The first of nine locally built 3,000-ton diesel-electric attack subs will reportedly be launched next month.
South Korea will launch the first of a planned fleet of nine 3,000-ton indigenously designed KSS-III (Jangbogo–III-class) diesel-electric submarines next month, according to local media reports. The submarine will be launched at the Daewoo Shipbuilding and Marine Engineering (DSME) shipyard on Geoje Island, near the port city of Busan in the southeastern part of South Korea, next month.
The keel laying ceremony of the first KSS-III diesel-electric submarine took place at the DSME shipyard on Geoje Island in May 2016 with construction intermittently delayed due to technical issues. The first-of-class boat is expected to be handed over to the Republic of Korea Navy (ROKN) by the end of 2020 or early 2021 following two years of builder sea trials.
The entire KSS-III class of subs will be produced in three batches. The first batch will include three boats, each fitted with six vertical missile tubes with the first two submarines to be assembled by DSME and the third to be built by South Korean shipbuilder Hyundai Heavy Industries (HHI). The first three boats are expected to be operational by the early 2020s.
The next batch of three submarines, also fitted with a six-tube vertical launch system, is slated to be deployed by 2025, while the last three boats, reportedly boasting a displacement of over 3,500 tons and equipped with 10 vertical launch tubes each, will all be delivered to the ROKN by 2029. Each batch will reportedly see a gradual increase in the number of indigenous components used for the various sub-systems of the boats.
All nine subs will feature indigenous combat management and sonar systems. The new submarine class will also be fitted with air-independent propulsion powered by South Korean lithium-ion battery technology. Furthermore, the boats will also be equipped with the Korean Vertical Launch System. KSS-III subs will be the first ROKN boats to have the capability to vertically launch ballistic or cruise missiles.

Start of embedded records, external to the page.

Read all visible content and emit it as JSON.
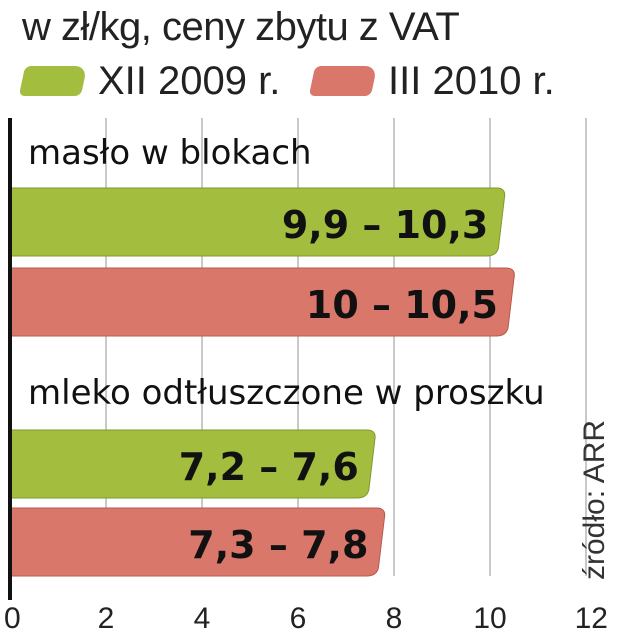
{
  "subtitle": "w zł/kg, ceny zbytu z VAT",
  "source": "źródło: ARR",
  "colors": {
    "green": "#a3bd3f",
    "green_dark": "#7f9a2a",
    "red": "#d9776b",
    "red_dark": "#b9584d",
    "grid": "#c9c9c9",
    "axis": "#111111"
  },
  "legend": [
    {
      "label": "XII 2009 r.",
      "color": "#a3bd3f"
    },
    {
      "label": "III 2010 r.",
      "color": "#d9776b"
    }
  ],
  "chart_data": {
    "type": "bar",
    "orientation": "horizontal",
    "categories": [
      "masło w blokach",
      "mleko odtłuszczone w proszku"
    ],
    "series": [
      {
        "name": "XII 2009 r.",
        "values": [
          [
            9.9,
            10.3
          ],
          [
            7.2,
            7.6
          ]
        ],
        "labels": [
          "9,9 – 10,3",
          "7,2 – 7,6"
        ]
      },
      {
        "name": "III 2010 r.",
        "values": [
          [
            10.0,
            10.5
          ],
          [
            7.3,
            7.8
          ]
        ],
        "labels": [
          "10 – 10,5",
          "7,3 – 7,8"
        ]
      }
    ],
    "xlim": [
      0,
      12
    ],
    "xticks": [
      "0",
      "2",
      "4",
      "6",
      "8",
      "10",
      "12"
    ],
    "grid": true,
    "legend_position": "top"
  }
}
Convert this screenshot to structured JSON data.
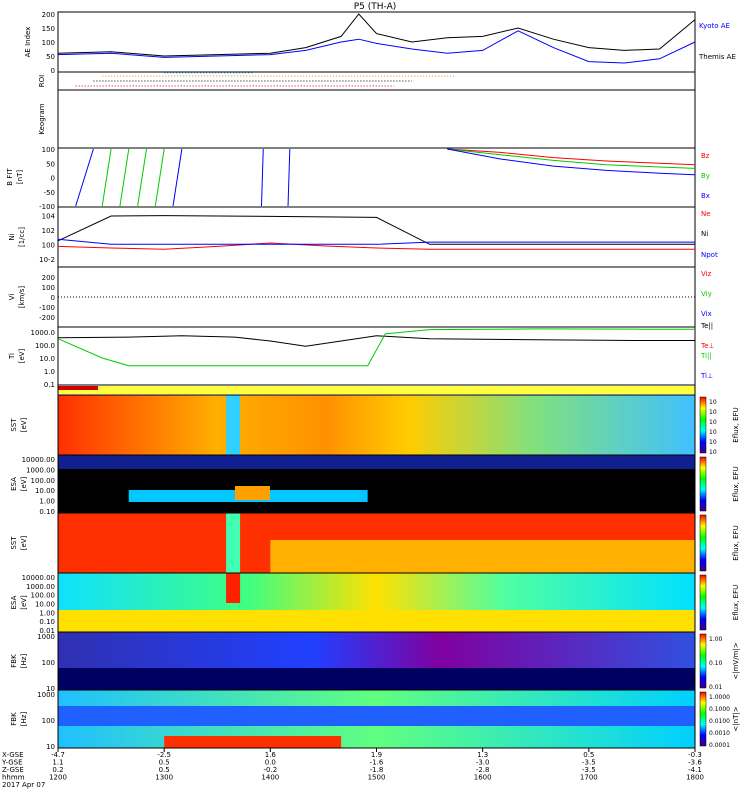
{
  "title": "P5 (TH-A)",
  "footer": {
    "rows": [
      "X-GSE",
      "Y-GSE",
      "Z-GSE",
      "hhmm",
      "2017 Apr 07"
    ],
    "columns": [
      [
        "-4.7",
        "1.1",
        "0.2",
        "1200"
      ],
      [
        "-2.5",
        "0.5",
        "0.5",
        "1300"
      ],
      [
        "1.6",
        "0.0",
        "-0.2",
        "1400"
      ],
      [
        "1.9",
        "-1.6",
        "-1.8",
        "1500"
      ],
      [
        "1.3",
        "-3.0",
        "-2.8",
        "1600"
      ],
      [
        "0.5",
        "-3.5",
        "-3.5",
        "1700"
      ],
      [
        "-0.3",
        "-3.6",
        "-4.1",
        "1800"
      ]
    ]
  },
  "colors": {
    "kyoto": "#0000ff",
    "themis": "#000000",
    "red": "#ff0000",
    "green": "#00cc00",
    "blue": "#0000ff",
    "black": "#000000"
  },
  "chart_data": {
    "type": "line",
    "x_hhmm": [
      "1200",
      "1300",
      "1400",
      "1500",
      "1600",
      "1700",
      "1800"
    ],
    "panels": [
      {
        "id": "ae",
        "ylabel": "AE Index",
        "ylim": [
          0,
          200
        ],
        "yticks": [
          "0",
          "50",
          "100",
          "150",
          "200"
        ],
        "legend": [
          "Kyoto AE",
          "Themis AE"
        ],
        "series": [
          {
            "name": "Kyoto AE",
            "x": [
              "12:00",
              "12:30",
              "13:00",
              "13:30",
              "14:00",
              "14:20",
              "14:40",
              "14:50",
              "15:00",
              "15:20",
              "15:40",
              "16:00",
              "16:20",
              "16:40",
              "17:00",
              "17:20",
              "17:40",
              "18:00"
            ],
            "y": [
              55,
              60,
              45,
              50,
              55,
              70,
              100,
              110,
              95,
              75,
              60,
              70,
              140,
              80,
              30,
              25,
              40,
              100
            ]
          },
          {
            "name": "Themis AE",
            "x": [
              "12:00",
              "12:30",
              "13:00",
              "13:30",
              "14:00",
              "14:20",
              "14:40",
              "14:50",
              "15:00",
              "15:20",
              "15:40",
              "16:00",
              "16:20",
              "16:40",
              "17:00",
              "17:20",
              "17:40",
              "18:00"
            ],
            "y": [
              60,
              65,
              50,
              55,
              60,
              80,
              120,
              200,
              130,
              100,
              115,
              120,
              150,
              110,
              80,
              70,
              75,
              180
            ]
          }
        ]
      },
      {
        "id": "roi",
        "ylabel": "ROI"
      },
      {
        "id": "keogram",
        "ylabel": "Keogram"
      },
      {
        "id": "bfit",
        "ylabel": "B FIT",
        "yunit": "[nT]",
        "ylim": [
          -100,
          100
        ],
        "yticks": [
          "-100",
          "-50",
          "0",
          "50",
          "100"
        ],
        "legend": [
          "Bz",
          "By",
          "Bx"
        ],
        "series": [
          {
            "name": "Bz",
            "x": [
              "15:40",
              "16:10",
              "16:40",
              "17:10",
              "17:40",
              "18:00"
            ],
            "y": [
              100,
              88,
              70,
              58,
              50,
              45
            ]
          },
          {
            "name": "By",
            "x": [
              "15:40",
              "16:10",
              "16:40",
              "17:10",
              "17:40",
              "18:00"
            ],
            "y": [
              100,
              80,
              60,
              45,
              37,
              32
            ]
          },
          {
            "name": "Bx",
            "x": [
              "15:40",
              "16:10",
              "16:40",
              "17:10",
              "17:40",
              "18:00"
            ],
            "y": [
              100,
              65,
              40,
              25,
              15,
              10
            ]
          }
        ]
      },
      {
        "id": "density",
        "ylabel": "Ni",
        "yunit": "[1/cc]",
        "ylim_log": [
          -3,
          5
        ],
        "yticks": [
          "10-2",
          "100",
          "102",
          "104"
        ],
        "legend": [
          "Ne",
          "Ni",
          "Npot"
        ],
        "series": [
          {
            "name": "Ne",
            "x": [
              "12:00",
              "12:30",
              "13:00",
              "13:30",
              "14:00",
              "14:30",
              "15:00",
              "15:30",
              "16:00",
              "17:00",
              "18:00"
            ],
            "y": [
              0.5,
              0.3,
              0.2,
              0.5,
              1.5,
              0.6,
              0.3,
              0.2,
              0.2,
              0.2,
              0.2
            ]
          },
          {
            "name": "Ni",
            "x": [
              "12:00",
              "12:30",
              "13:00",
              "13:30",
              "14:00",
              "14:30",
              "15:00",
              "15:30",
              "16:00",
              "17:00",
              "18:00"
            ],
            "y": [
              3,
              8000,
              9000,
              8000,
              7000,
              6000,
              5000,
              1,
              1,
              1,
              1
            ]
          },
          {
            "name": "Npot",
            "x": [
              "12:00",
              "12:30",
              "13:00",
              "13:30",
              "14:00",
              "14:30",
              "15:00",
              "15:30",
              "16:00",
              "17:00",
              "18:00"
            ],
            "y": [
              5,
              1,
              1,
              1,
              1,
              1,
              1,
              2,
              2,
              2,
              2
            ]
          }
        ]
      },
      {
        "id": "velocity",
        "ylabel": "Vi",
        "yunit": "[km/s]",
        "ylim": [
          -300,
          300
        ],
        "yticks": [
          "-200",
          "-100",
          "0",
          "100",
          "200"
        ],
        "legend": [
          "Viz",
          "Viy",
          "Vix"
        ]
      },
      {
        "id": "temperature",
        "ylabel": "Ti",
        "yunit": "[eV]",
        "ylim_log": [
          -1,
          3.3
        ],
        "yticks": [
          "0.1",
          "1.0",
          "10.0",
          "100.0",
          "1000.0"
        ],
        "legend": [
          "Te||",
          "Te⊥",
          "Ti||",
          "Ti⊥"
        ],
        "series": [
          {
            "name": "Te||",
            "x": [
              "12:00",
              "12:40",
              "13:10",
              "13:40",
              "14:00",
              "14:20",
              "14:40",
              "15:00",
              "15:30",
              "16:30",
              "17:30",
              "18:00"
            ],
            "y": [
              350,
              400,
              500,
              400,
              200,
              80,
              200,
              500,
              300,
              250,
              220,
              220
            ]
          },
          {
            "name": "Ti||",
            "x": [
              "12:00",
              "12:25",
              "12:40",
              "13:10",
              "13:40",
              "14:00",
              "14:30",
              "14:55",
              "15:05",
              "15:30",
              "16:30",
              "17:30",
              "18:00"
            ],
            "y": [
              300,
              10,
              2.5,
              2.5,
              2.5,
              2.5,
              2.5,
              2.5,
              700,
              1500,
              1700,
              1600,
              1600
            ]
          }
        ]
      },
      {
        "id": "sst1",
        "ylabel": "SST",
        "yunit": "[eV]",
        "cbar": [
          "10",
          "10",
          "10",
          "10",
          "10",
          "10"
        ],
        "cbar_label": "Eflux, EFU"
      },
      {
        "id": "esa1",
        "ylabel": "ESA",
        "yunit": "[eV]",
        "yticks": [
          "10000.00",
          "1000.00",
          "100.00",
          "10.00",
          "1.00",
          "0.10"
        ],
        "cbar_label": "Eflux, EFU"
      },
      {
        "id": "sst2",
        "ylabel": "SST",
        "yunit": "[eV]",
        "cbar_label": "Eflux, EFU"
      },
      {
        "id": "esa2",
        "ylabel": "ESA",
        "yunit": "[eV]",
        "yticks": [
          "10000.00",
          "1000.00",
          "100.00",
          "10.00",
          "1.00",
          "0.10",
          "0.01"
        ],
        "cbar_label": "Eflux, EFU"
      },
      {
        "id": "fbk1",
        "ylabel": "FBK",
        "yunit": "[Hz]",
        "yticks": [
          "1000",
          "100",
          "10"
        ],
        "cbar": [
          "1.00",
          "0.10",
          "0.01"
        ],
        "cbar_label": "<|mV/m|>"
      },
      {
        "id": "fbk2",
        "ylabel": "FBK",
        "yunit": "[Hz]",
        "yticks": [
          "1000",
          "100",
          "10"
        ],
        "cbar": [
          "1.0000",
          "0.1000",
          "0.0100",
          "0.0010",
          "0.0001"
        ],
        "cbar_label": "<|nT|>"
      }
    ]
  }
}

Notably, South Korea has been working on a new submarine-launched ballistic missile (SLBM) for the KSS-III class. The new missile will likely be a variant of the Hyunmoo-2B or the Hyunmoo-2A. The subs will also be capable of firing Hyunmoo-3C cruise missiles. As I reported elsewhere:
The Hyunmoo 2A surface-to-surface missile has an estimated range of 300 kilometers, whereas the more advanced Hyunmoo 2B — first test-fired in June 2015 — has an approximate maximum range of 500 kilometers (310 miles) and is capable of carrying a payload of up of up to 997 kilograms (2,200 pounds).
The Hyunmoo 3B and 3C surface-to-surface cruise missiles have an estimated range of 1000 and 1,500 kilometers (932 miles) respectively. While Hyunmoo cruise missiles have a higher accuracy, the destructive capability of the ballistic variant is substantially greater.
The KSS-III class is part of the ROKN’s three-phased Korean Attack Submarine construction program. The first phase consisted of procuring nine 1,200-ton KSS-I Chang Bogo-class diesel-electric attack submarines – a variant of German Type 209 boats. The subs of the class are currently being retrofitted with air-independent propulsion and flank-array sonars. The second phase consists of procuring nine KSS-II Son Won II-class boats, a variant of the Type 214 submarine of Germany’s Howaldtswerke-Deutsche Werft. The last sub of the KSS-II class was launched in September 2017.